Les anciens députés de l’Eswatini, Mduduzi Bacede Mabuza et Mthandeni Dube, arrêtés en 2021 pour leur implication dans des manifestations en faveur de la démocratie, ont été condamnés respectivement à 25 et 18 ans de prison Pendant leur détention, Mabuza et Dube ont tous deux été battus et se sont vu refuser l’accès aux soins médicaux et à une représentation juridique.

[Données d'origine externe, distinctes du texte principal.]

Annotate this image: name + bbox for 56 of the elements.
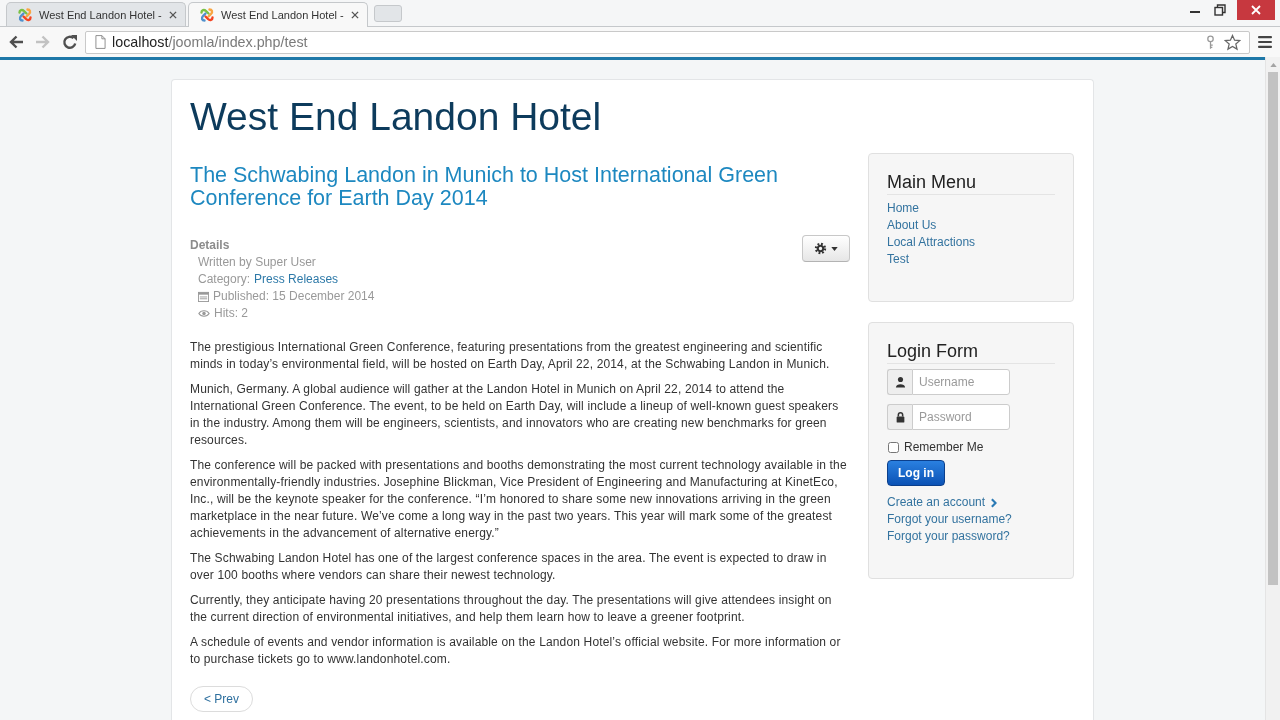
- gear-icon: [814, 242, 827, 255]
- hits-count: Hits: 2: [214, 305, 248, 322]
- module-title: Main Menu: [887, 172, 1055, 195]
- username-field[interactable]: Username: [912, 369, 1010, 395]
- browser-tab[interactable]: West End Landon Hotel -: [6, 2, 186, 26]
- article-paragraph: The Schwabing Landon Hotel has one of the largest conference spaces in the area. The event is expected to draw in over 100 booths where vendors can share their newest technology.: [190, 550, 828, 584]
- author-text: Written by Super User: [198, 254, 316, 271]
- remember-checkbox[interactable]: [888, 441, 899, 453]
- browser-tab[interactable]: West End Landon Hotel -: [188, 2, 368, 27]
- remember-label: Remember Me: [904, 440, 984, 454]
- key-icon[interactable]: [1206, 34, 1215, 50]
- scrollbar-thumb[interactable]: [1268, 72, 1278, 585]
- menu-link[interactable]: About Us: [887, 217, 937, 234]
- article-paragraph: The prestigious International Green Conference, featuring presentations from the greatest engineering and scientific minds in today’s environmental field, will be hosted on Earth Day, April 22, 2014, at the Schwabing Landon in Munich.: [190, 339, 831, 373]
- details-heading: Details: [190, 237, 231, 254]
- logo-icon: [17, 6, 33, 23]
- menu-link[interactable]: Local Attractions: [887, 234, 976, 251]
- scrollbar[interactable]: [1265, 57, 1280, 720]
- eye-icon: [198, 309, 210, 318]
- article-paragraph: A schedule of events and vendor information is available on the Landon Hotel’s official website. For more information or to purchase tickets go to www.landonhotel.com.: [190, 634, 842, 668]
- forgot-link[interactable]: Forgot your username?: [887, 511, 1012, 528]
- category-label: Category:: [198, 271, 251, 288]
- user-icon: [887, 369, 912, 395]
- close-button[interactable]: [1237, 0, 1275, 20]
- back-arrow-icon[interactable]: [8, 34, 24, 50]
- article-paragraph: The conference will be packed with presentations and booths demonstrating the most current technology available in the environmentally-friendly industries. Josephine Blickman, Vice President of Engineering and Manufacturing at KinetEco, Inc., will be the keynote speaker for the conference. “I’m honored to share some new innovations arriving in the green marketplace in the near future. We’ve come a long way in the past two years. This year will mark some of the greatest achievements in the advancement of alternative energy.”: [190, 457, 848, 542]
- star-icon[interactable]: [1224, 33, 1241, 51]
- logo-icon: [199, 7, 215, 23]
- category-link[interactable]: Press Releases: [254, 271, 339, 288]
- create-account-link[interactable]: Create an account: [887, 494, 986, 511]
- lock-icon: [887, 404, 912, 430]
- article-paragraph: Munich, Germany. A global audience will gather at the Landon Hotel in Munich on April 22, 2014 to attend the International Green Conference. The event, to be held on Earth Day, will include a lineup of well-known guest speakers in the industry. Among them will be engineers, scientists, and innovators who are creating new benchmarks for green resources.: [190, 381, 840, 449]
- restore-icon[interactable]: [1214, 4, 1226, 16]
- login-button[interactable]: Log in: [887, 460, 945, 486]
- site-title: West End Landon Hotel: [190, 94, 603, 140]
- forgot-link[interactable]: Forgot your password?: [887, 528, 1010, 545]
- menu-link[interactable]: Home: [887, 200, 919, 217]
- menu-icon[interactable]: [1258, 36, 1272, 48]
- gear-button[interactable]: [802, 235, 850, 262]
- url-text: localhost/joomla/index.php/test: [112, 34, 308, 50]
- chevron-right-icon: [990, 497, 998, 508]
- published-date: Published: 15 December 2014: [213, 288, 375, 305]
- address-field[interactable]: localhost/joomla/index.php/test: [85, 30, 1250, 54]
- close-icon[interactable]: [351, 11, 359, 19]
- article-title[interactable]: The Schwabing Landon in Munich to Host International Green Conference for Earth Day 2014: [190, 164, 850, 210]
- calendar-icon: [198, 291, 209, 302]
- caret-icon: [831, 246, 838, 251]
- password-field[interactable]: Password: [912, 404, 1010, 430]
- article-paragraph: Currently, they anticipate having 20 presentations throughout the day. The presentations will give attendees insight on the current direction of environmental initiatives, and help them learn how to leave a greener footprint.: [190, 592, 833, 626]
- page-icon: [95, 35, 106, 49]
- menu-link[interactable]: Test: [887, 251, 909, 268]
- module-title: Login Form: [887, 341, 1055, 364]
- close-icon[interactable]: [169, 10, 177, 19]
- prev-button[interactable]: < Prev: [190, 686, 253, 712]
- close-icon: [1251, 5, 1261, 15]
- reload-icon[interactable]: [62, 34, 78, 50]
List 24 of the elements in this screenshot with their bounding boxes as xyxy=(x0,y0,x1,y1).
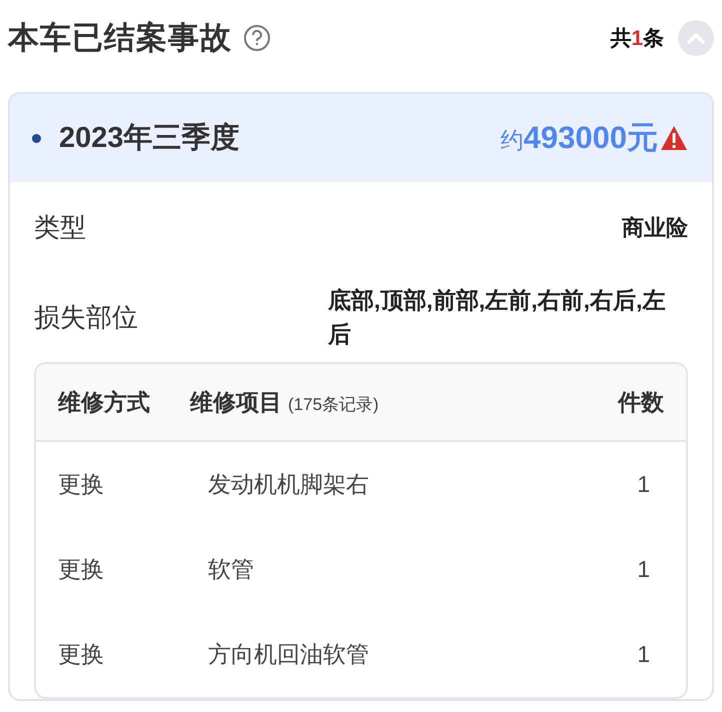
table-cell-text: 更换 xyxy=(58,470,105,499)
table-cell-text: 更换 xyxy=(58,555,105,584)
table-cell-text: 1 xyxy=(636,471,651,498)
table-cell-text: 1 xyxy=(636,641,651,668)
section-title: 本车已结案事故 xyxy=(8,19,232,57)
detail-label: 类型 xyxy=(34,210,86,244)
table-cell-text: 方向机回油软管 xyxy=(208,640,370,669)
detail-value: 商业险 xyxy=(622,214,688,242)
column-header: 维修项目 xyxy=(190,388,282,416)
detail-value: 底部,顶部,前部,左前,右前,右后,左后 xyxy=(328,286,666,349)
detail-label: 损失部位 xyxy=(34,300,138,334)
table-cell-text: 软管 xyxy=(208,555,255,584)
table-cell-text: 发动机机脚架右 xyxy=(208,470,370,499)
table-cell-text: 1 xyxy=(636,556,651,583)
record-count: 共1条 xyxy=(610,26,664,52)
column-header: 件数 xyxy=(616,388,664,416)
column-header: 维修方式 xyxy=(58,388,151,416)
bullet-icon xyxy=(32,134,41,142)
table-cell-text: 更换 xyxy=(58,640,105,669)
loss-amount: 约493000元 xyxy=(500,119,658,157)
record-count-note: (175条记录) xyxy=(288,394,379,416)
help-icon[interactable] xyxy=(244,25,270,51)
accident-period: 2023年三季度 xyxy=(59,120,240,156)
chevron-up-icon xyxy=(687,32,705,44)
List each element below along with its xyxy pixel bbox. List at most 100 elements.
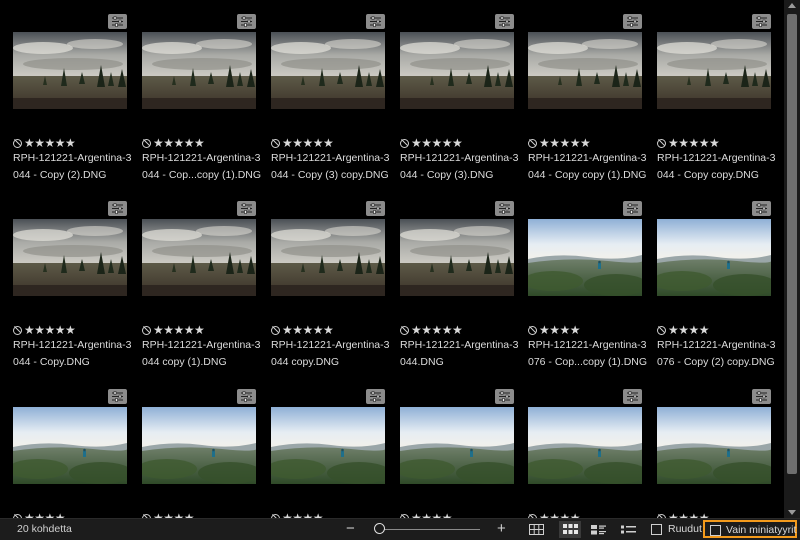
photo-tile[interactable]: ★★★★: [271, 389, 399, 518]
photo-tile[interactable]: ★★★★★ RPH-121221-Argentina-3 044 - Copy (3…: [271, 14, 399, 189]
photo-thumbnail[interactable]: [142, 407, 256, 484]
photo-tile[interactable]: ★★★★: [528, 389, 656, 518]
photo-thumbnail[interactable]: [400, 219, 514, 296]
reject-flag-icon[interactable]: [13, 325, 22, 335]
reject-flag-icon[interactable]: [271, 325, 280, 335]
scroll-down-arrow-icon[interactable]: [788, 510, 796, 515]
photo-tile[interactable]: ★★★★★ RPH-121221-Argentina-3 044 - Copy.DN…: [13, 201, 141, 376]
adjustments-badge[interactable]: [623, 14, 642, 29]
reject-flag-icon[interactable]: [142, 325, 151, 335]
star-rating[interactable]: ★★★★★: [153, 324, 205, 336]
reject-flag-icon[interactable]: [400, 138, 409, 148]
photo-thumbnail[interactable]: [13, 407, 127, 484]
photo-tile[interactable]: ★★★★ RPH-121221-Argentina-3 076 - Copy (2)…: [657, 201, 784, 376]
photo-rating[interactable]: ★★★★★: [13, 324, 76, 336]
star-rating[interactable]: ★★★★★: [668, 137, 720, 149]
photo-tile[interactable]: ★★★★★ RPH-121221-Argentina-3 044.DNG: [400, 201, 528, 376]
photo-tile[interactable]: ★★★★: [142, 389, 270, 518]
scroll-up-arrow-icon[interactable]: [788, 3, 796, 8]
adjustments-badge[interactable]: [108, 201, 127, 216]
thumbnails-only-toggle[interactable]: Vain miniatyyrit: [703, 520, 797, 538]
details-grid-view-button[interactable]: [525, 521, 547, 538]
photo-thumbnail[interactable]: [271, 407, 385, 484]
reject-flag-icon[interactable]: [142, 138, 151, 148]
adjustments-badge[interactable]: [108, 389, 127, 404]
adjustments-badge[interactable]: [108, 14, 127, 29]
photo-thumbnail[interactable]: [400, 407, 514, 484]
star-rating[interactable]: ★★★★★: [411, 324, 463, 336]
reject-flag-icon[interactable]: [657, 138, 666, 148]
photo-thumbnail[interactable]: [13, 32, 127, 109]
tiles-checkbox[interactable]: [651, 524, 662, 535]
adjustments-badge[interactable]: [752, 14, 771, 29]
photo-rating[interactable]: ★★★★★: [271, 324, 334, 336]
photo-thumbnail[interactable]: [142, 32, 256, 109]
adjustments-badge[interactable]: [366, 14, 385, 29]
photo-tile[interactable]: ★★★★: [400, 389, 528, 518]
photo-rating[interactable]: ★★★★★: [657, 137, 720, 149]
adjustments-badge[interactable]: [623, 201, 642, 216]
filmstrip-view-button[interactable]: [587, 521, 609, 538]
photo-rating[interactable]: ★★★★★: [13, 137, 76, 149]
photo-rating[interactable]: ★★★★★: [400, 137, 463, 149]
photo-rating[interactable]: ★★★★: [657, 324, 710, 336]
adjustments-badge[interactable]: [495, 389, 514, 404]
star-rating[interactable]: ★★★★★: [153, 137, 205, 149]
star-rating[interactable]: ★★★★★: [282, 324, 334, 336]
photo-rating[interactable]: ★★★★★: [528, 137, 591, 149]
reject-flag-icon[interactable]: [271, 138, 280, 148]
photo-tile[interactable]: ★★★★★ RPH-121221-Argentina-3 044 - Copy (3…: [400, 14, 528, 189]
adjustments-badge[interactable]: [237, 389, 256, 404]
photo-thumbnail[interactable]: [528, 219, 642, 296]
reject-flag-icon[interactable]: [400, 325, 409, 335]
star-rating[interactable]: ★★★★★: [24, 324, 76, 336]
photo-rating[interactable]: ★★★★★: [142, 324, 205, 336]
reject-flag-icon[interactable]: [528, 325, 537, 335]
adjustments-badge[interactable]: [495, 201, 514, 216]
photo-thumbnail[interactable]: [657, 32, 771, 109]
adjustments-badge[interactable]: [495, 14, 514, 29]
photo-tile[interactable]: ★★★★ RPH-121221-Argentina-3 076 - Cop...co…: [528, 201, 656, 376]
photo-thumbnail[interactable]: [528, 407, 642, 484]
photo-tile[interactable]: ★★★★: [657, 389, 784, 518]
thumbnails-only-checkbox[interactable]: [710, 525, 721, 536]
photo-rating[interactable]: ★★★★★: [142, 137, 205, 149]
zoom-slider-track[interactable]: [380, 529, 480, 530]
adjustments-badge[interactable]: [366, 201, 385, 216]
photo-tile[interactable]: ★★★★★ RPH-121221-Argentina-3 044 - Copy co…: [528, 14, 656, 189]
star-rating[interactable]: ★★★★★: [411, 137, 463, 149]
adjustments-badge[interactable]: [623, 389, 642, 404]
photo-thumbnail[interactable]: [142, 219, 256, 296]
photo-tile[interactable]: ★★★★★ RPH-121221-Argentina-3 044 - Copy (2…: [13, 14, 141, 189]
photo-thumbnail[interactable]: [657, 219, 771, 296]
star-rating[interactable]: ★★★★★: [539, 137, 591, 149]
reject-flag-icon[interactable]: [657, 325, 666, 335]
adjustments-badge[interactable]: [752, 389, 771, 404]
photo-tile[interactable]: ★★★★★ RPH-121221-Argentina-3 044 copy (1).…: [142, 201, 270, 376]
zoom-in-button[interactable]: +: [497, 520, 506, 538]
photo-thumbnail[interactable]: [271, 32, 385, 109]
star-rating[interactable]: ★★★★★: [282, 137, 334, 149]
photo-tile[interactable]: ★★★★★ RPH-121221-Argentina-3 044 copy.DNG: [271, 201, 399, 376]
star-rating[interactable]: ★★★★: [539, 324, 581, 336]
photo-rating[interactable]: ★★★★★: [271, 137, 334, 149]
photo-thumbnail[interactable]: [13, 219, 127, 296]
reject-flag-icon[interactable]: [13, 138, 22, 148]
photo-tile[interactable]: ★★★★★ RPH-121221-Argentina-3 044 - Cop...c…: [142, 14, 270, 189]
photo-rating[interactable]: ★★★★: [528, 324, 581, 336]
photo-thumbnail[interactable]: [400, 32, 514, 109]
star-rating[interactable]: ★★★★: [668, 324, 710, 336]
adjustments-badge[interactable]: [237, 14, 256, 29]
zoom-slider-handle[interactable]: [374, 523, 385, 534]
adjustments-badge[interactable]: [237, 201, 256, 216]
photo-thumbnail[interactable]: [657, 407, 771, 484]
photo-tile[interactable]: ★★★★: [13, 389, 141, 518]
zoom-out-button[interactable]: −: [346, 520, 355, 538]
adjustments-badge[interactable]: [366, 389, 385, 404]
thumbnail-grid-view-button[interactable]: [559, 521, 581, 538]
list-view-button[interactable]: [617, 521, 639, 538]
scroll-thumb[interactable]: [787, 14, 797, 474]
adjustments-badge[interactable]: [752, 201, 771, 216]
photo-thumbnail[interactable]: [271, 219, 385, 296]
photo-rating[interactable]: ★★★★★: [400, 324, 463, 336]
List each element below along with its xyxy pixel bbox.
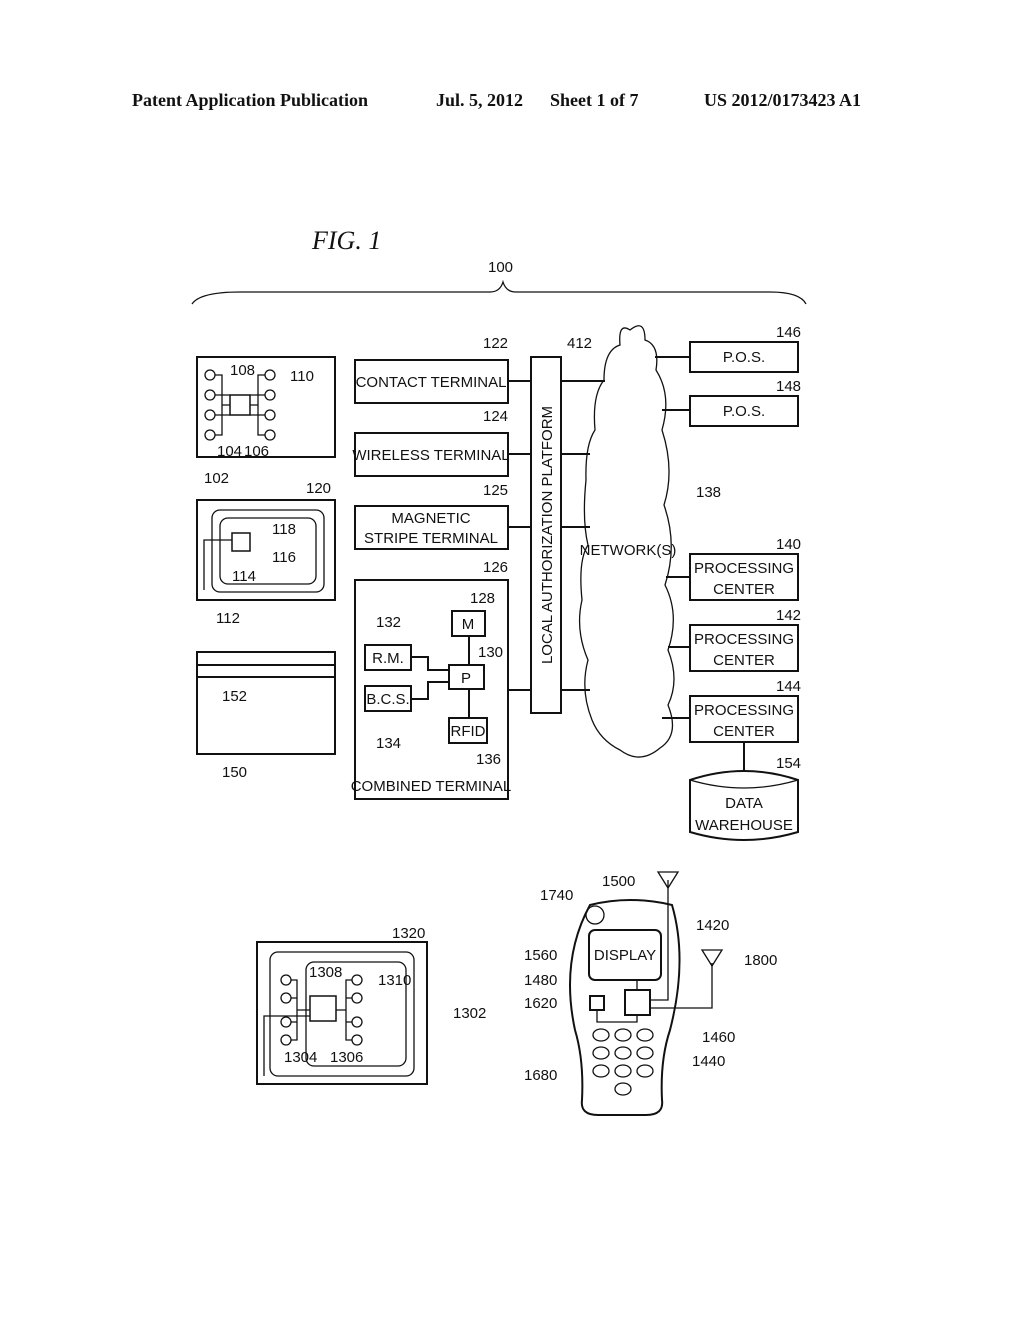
svg-text:1320: 1320 [392, 925, 425, 942]
chip-ref: 108 [230, 362, 255, 379]
svg-text:128: 128 [470, 590, 495, 607]
svg-text:CENTER: CENTER [713, 581, 775, 598]
svg-text:154: 154 [776, 755, 801, 772]
patent-figure: 100 108 110 104 106 102 118 116 114 120 … [191, 259, 807, 1116]
svg-text:126: 126 [483, 559, 508, 576]
svg-text:P.O.S.: P.O.S. [723, 403, 765, 420]
system-brace [191, 279, 807, 305]
svg-text:B.C.S.: B.C.S. [366, 691, 409, 708]
svg-text:M: M [462, 616, 475, 633]
svg-text:136: 136 [476, 751, 501, 768]
svg-text:1740: 1740 [540, 887, 573, 904]
sub-ref-104: 104 [217, 443, 242, 460]
processing-center-140: PROCESSING CENTER 140 [689, 536, 801, 601]
svg-text:MAGNETIC: MAGNETIC [391, 510, 470, 527]
stripe-ref: 152 [222, 688, 247, 705]
combined-terminal: 126 COMBINED TERMINAL M 128 P 130 R.M. 1… [351, 559, 512, 800]
svg-text:DISPLAY: DISPLAY [594, 947, 656, 964]
svg-text:1420: 1420 [696, 917, 729, 934]
contact-card: 108 110 104 106 102 [196, 356, 336, 487]
svg-text:PROCESSING: PROCESSING [694, 631, 794, 648]
contact-terminal: CONTACT TERMINAL 122 [354, 335, 509, 404]
data-warehouse: DATA WAREHOUSE 154 [689, 742, 801, 841]
svg-text:1302: 1302 [453, 1005, 486, 1022]
antenna-ref: 120 [306, 480, 331, 497]
system-ref: 100 [488, 259, 513, 276]
svg-text:144: 144 [776, 678, 801, 695]
svg-text:COMBINED TERMINAL: COMBINED TERMINAL [351, 778, 512, 795]
contactless-card: 118 116 114 120 112 [196, 480, 336, 627]
sub-ref-106: 106 [244, 443, 269, 460]
svg-text:1308: 1308 [309, 964, 342, 981]
svg-text:412: 412 [567, 335, 592, 352]
svg-text:STRIPE TERMINAL: STRIPE TERMINAL [364, 530, 498, 547]
pos-148: P.O.S. 148 [689, 378, 801, 427]
svg-text:1500: 1500 [602, 873, 635, 890]
svg-text:DATA: DATA [725, 795, 763, 812]
magnetic-stripe-terminal: MAGNETIC STRIPE TERMINAL 125 [354, 482, 509, 550]
svg-text:125: 125 [483, 482, 508, 499]
network-cloud: NETWORK(S) 138 [578, 325, 721, 758]
svg-text:CONTACT TERMINAL: CONTACT TERMINAL [356, 374, 507, 391]
svg-text:P.O.S.: P.O.S. [723, 349, 765, 366]
processing-center-142: PROCESSING CENTER 142 [689, 607, 801, 672]
svg-text:RFID: RFID [451, 723, 486, 740]
svg-text:146: 146 [776, 324, 801, 341]
svg-text:LOCAL AUTHORIZATION PLATFORM: LOCAL AUTHORIZATION PLATFORM [539, 406, 556, 664]
svg-text:1680: 1680 [524, 1067, 557, 1084]
svg-text:R.M.: R.M. [372, 650, 404, 667]
svg-text:1620: 1620 [524, 995, 557, 1012]
svg-text:1480: 1480 [524, 972, 557, 989]
svg-text:1460: 1460 [702, 1029, 735, 1046]
card-ref: 150 [222, 764, 247, 781]
svg-text:1800: 1800 [744, 952, 777, 969]
svg-text:PROCESSING: PROCESSING [694, 560, 794, 577]
card-ref: 102 [204, 470, 229, 487]
svg-text:P: P [461, 670, 471, 687]
pos-146: P.O.S. 146 [689, 324, 801, 373]
svg-text:CENTER: CENTER [713, 652, 775, 669]
svg-text:132: 132 [376, 614, 401, 631]
svg-text:1440: 1440 [692, 1053, 725, 1070]
svg-text:138: 138 [696, 484, 721, 501]
svg-text:1306: 1306 [330, 1049, 363, 1066]
wireless-terminal: WIRELESS TERMINAL 124 [352, 408, 510, 477]
svg-text:142: 142 [776, 607, 801, 624]
svg-text:NETWORK(S): NETWORK(S) [580, 542, 677, 559]
svg-text:134: 134 [376, 735, 401, 752]
magnetic-card: 152 150 [196, 651, 336, 781]
sub-ref-114: 114 [232, 568, 256, 585]
processing-center-144: PROCESSING CENTER 144 [689, 678, 801, 743]
terminal-connectors [508, 380, 531, 691]
svg-text:1304: 1304 [284, 1049, 317, 1066]
svg-text:122: 122 [483, 335, 508, 352]
svg-text:CENTER: CENTER [713, 723, 775, 740]
svg-text:140: 140 [776, 536, 801, 553]
chip-ref: 118 [272, 521, 296, 538]
svg-text:130: 130 [478, 644, 503, 661]
svg-text:PROCESSING: PROCESSING [694, 702, 794, 719]
svg-text:1310: 1310 [378, 972, 411, 989]
card-ref: 112 [216, 610, 240, 627]
svg-text:148: 148 [776, 378, 801, 395]
mobile-phone: DISPLAY 1500 1740 1420 1560 1800 1480 16… [524, 871, 777, 1116]
svg-text:1560: 1560 [524, 947, 557, 964]
svg-text:WAREHOUSE: WAREHOUSE [695, 817, 793, 834]
contacts-ref: 110 [290, 368, 314, 385]
local-authorization-platform: LOCAL AUTHORIZATION PLATFORM 412 [530, 335, 592, 714]
sub-ref-116: 116 [272, 549, 296, 566]
dual-interface-card: 1308 1310 1304 1306 1320 1302 [256, 925, 486, 1085]
svg-text:124: 124 [483, 408, 508, 425]
svg-text:WIRELESS TERMINAL: WIRELESS TERMINAL [352, 447, 509, 464]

Alors que le Ghana se prépare à des élections à la fin de l’année, MFWA a repris son suivi du contenu de nombreux programmes de radio, dans le cadre d’une série d’interventions visant à promouvoir « des récits sociaux et politiques inclusifs, dépourvus de discours de haine, de récits toxiques et polarisants ». Le premier rapport, basé sur des données de juin, a relevé 46 incidents d’ « expressions incendiaires », la majorité (54,4 %) s’étant produite lors de débats sur : les élections (21,7 %), la sécurité (10,9 %), la corruption (10,9 %) et les projets de développement (10,9 %). Viennent ensuite les questions liées à la présidence (8,7 %).